Physicians tend to partner up with other professionals, like lawyers, bankers and CPAs when they start their own private practices. Many established physicians ARE going broke and filling for bankruptcy after getting drawn too deep into the business side of medicine. Instead of keeping focus on patient treatment, many physicians have their entire life savings linked to the profitability of their practice, which has more to do with negotiating the best deals for insurance reimbursement, malpractice insurance, building leases, utilities, and capital expenses such as X-ray, EKG, or sonogram machines. The bankers and lawyers structure things so they have the lion's share of ROI while the physician is personally exposed to the most liability. Then they have lawyers, bankers, limited partners, and shareholders pressuring them to be more "profitable", which means cutting face time with patients from 15 minutes to 10 minutes, prescribing drugs from suppliers that will pay back "incentives", referring to other specialists and facilities that offer kickbacks, separating physician fees from facility fees to juice more from insurance, performing more tests than necessary to defend against liability while receiving more reimbursement from insurance and medicare, performing sneaky out-of-network or uncovered services on unsuspecting patients with deep pockets, and more frequently flat-out defrauding medicare, medicaid, and private insurance companies.
Patients and physicians both would benefit from either a single-payer system like the UK and Canada have, or a maybe a public-private system like Australia has, where those willing to pay more direct or willing to buy commercial insurance can be treated by private physicians rather than publicly employed physicians, just like we have public and private schools in the US. In the US we actually have a shortage of physicians, especially if we are going to start covering care for more of our poor and working class. Yet many excellent candidates are not admitted to medical school because only the cream of the cream were selected. There are also many qualified physicians educated in Europe and Asia that cannot EVER practice in the US simply because they didn't get their degree here. Direct government investment in programs to train and certify physicians without forcing them into hundreds of thousands of dollars of unforgivable student loan debt would be a benefit to aspiring physicians and patients alike. Direct government assumption of financial liability and discipline of physicians would free physicians to earn an honest and comfortable living while providing patient care that serves the interest of the patient.
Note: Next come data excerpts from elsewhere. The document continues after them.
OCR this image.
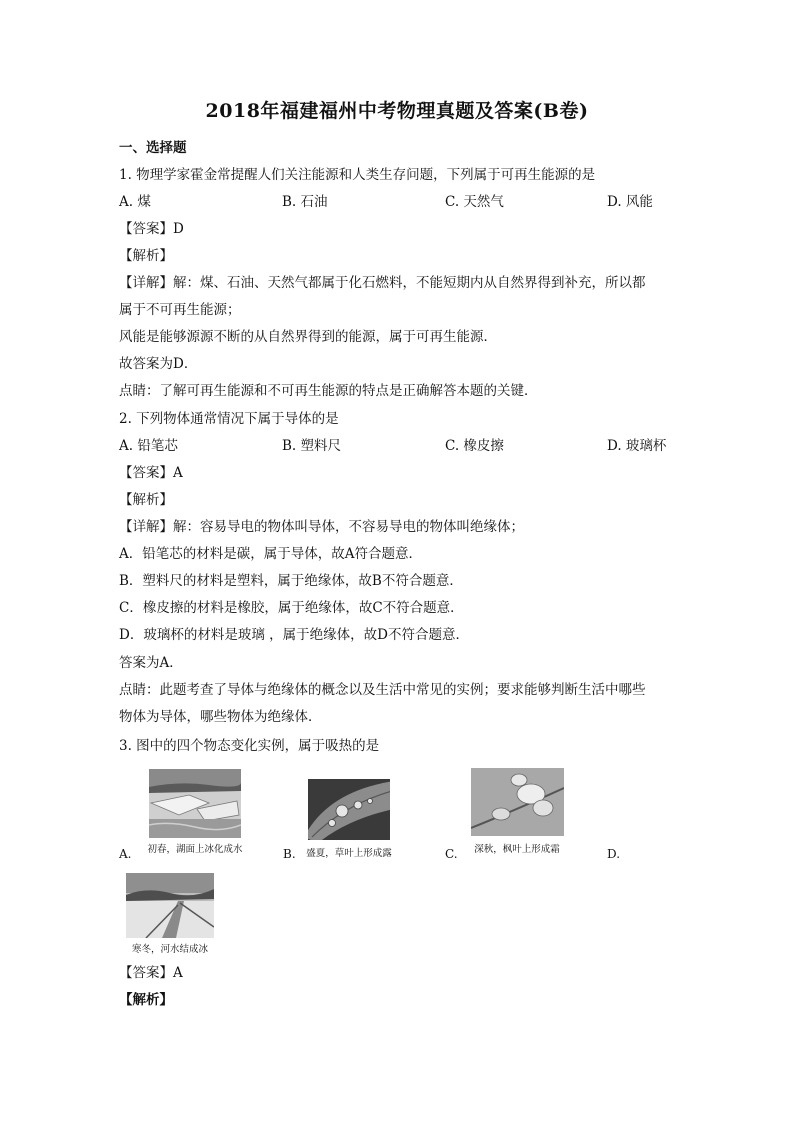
2018年福建福州中考物理真题及答案(B卷)
一、选择题
1. 物理学家霍金常提醒人们关注能源和人类生存问题，下列属于可再生能源的是
A. 煤	B. 石油	C. 天然气	D. 风能
【答案】D
【解析】
【详解】解：煤、石油、天然气都属于化石燃料，不能短期内从自然界得到补充，所以都
属于不可再生能源；
风能是能够源源不断的从自然界得到的能源，属于可再生能源．
故答案为D．
点睛：了解可再生能源和不可再生能源的特点是正确解答本题的关键．
2. 下列物体通常情况下属于导体的是
A. 铅笔芯	B. 塑料尺	C. 橡皮擦	D. 玻璃杯
【答案】A
【解析】
【详解】解：容易导电的物体叫导体，不容易导电的物体叫绝缘体；
A．铅笔芯的材料是碳，属于导体，故A符合题意．
B．塑料尺的材料是塑料，属于绝缘体，故B不符合题意．
C．橡皮擦的材料是橡胶，属于绝缘体，故C不符合题意．
D．玻璃杯的材料是玻璃 ，属于绝缘体，故D不符合题意．
答案为A．
点睛：此题考查了导体与绝缘体的概念以及生活中常见的实例；要求能够判断生活中哪些
物体为导体，哪些物体为绝缘体．
3. 图中的四个物态变化实例，属于吸热的是
初春，湖面上冰化成水
A.	盛夏，草叶上形成露
B.	深秋，枫叶上形成霜
C.	D.
寒冬，河水结成冰
【答案】A
【解析】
Gradually shortening the terms of pharmaceutical patents and finding more cures and treatments through non-profit, grant-funded, university research would help to substantially lower the family burden when it comes to the cost of care. At the end of the day it is the scientists putting in 80-120 hours each week that makes cures possible, and even those scientists working for Big Pharma are not raking in the dough compared to the executives, lawyers, and pharma sales reps. Scientists are not paid any less at the University level so the argument of profit incentive is rather mute.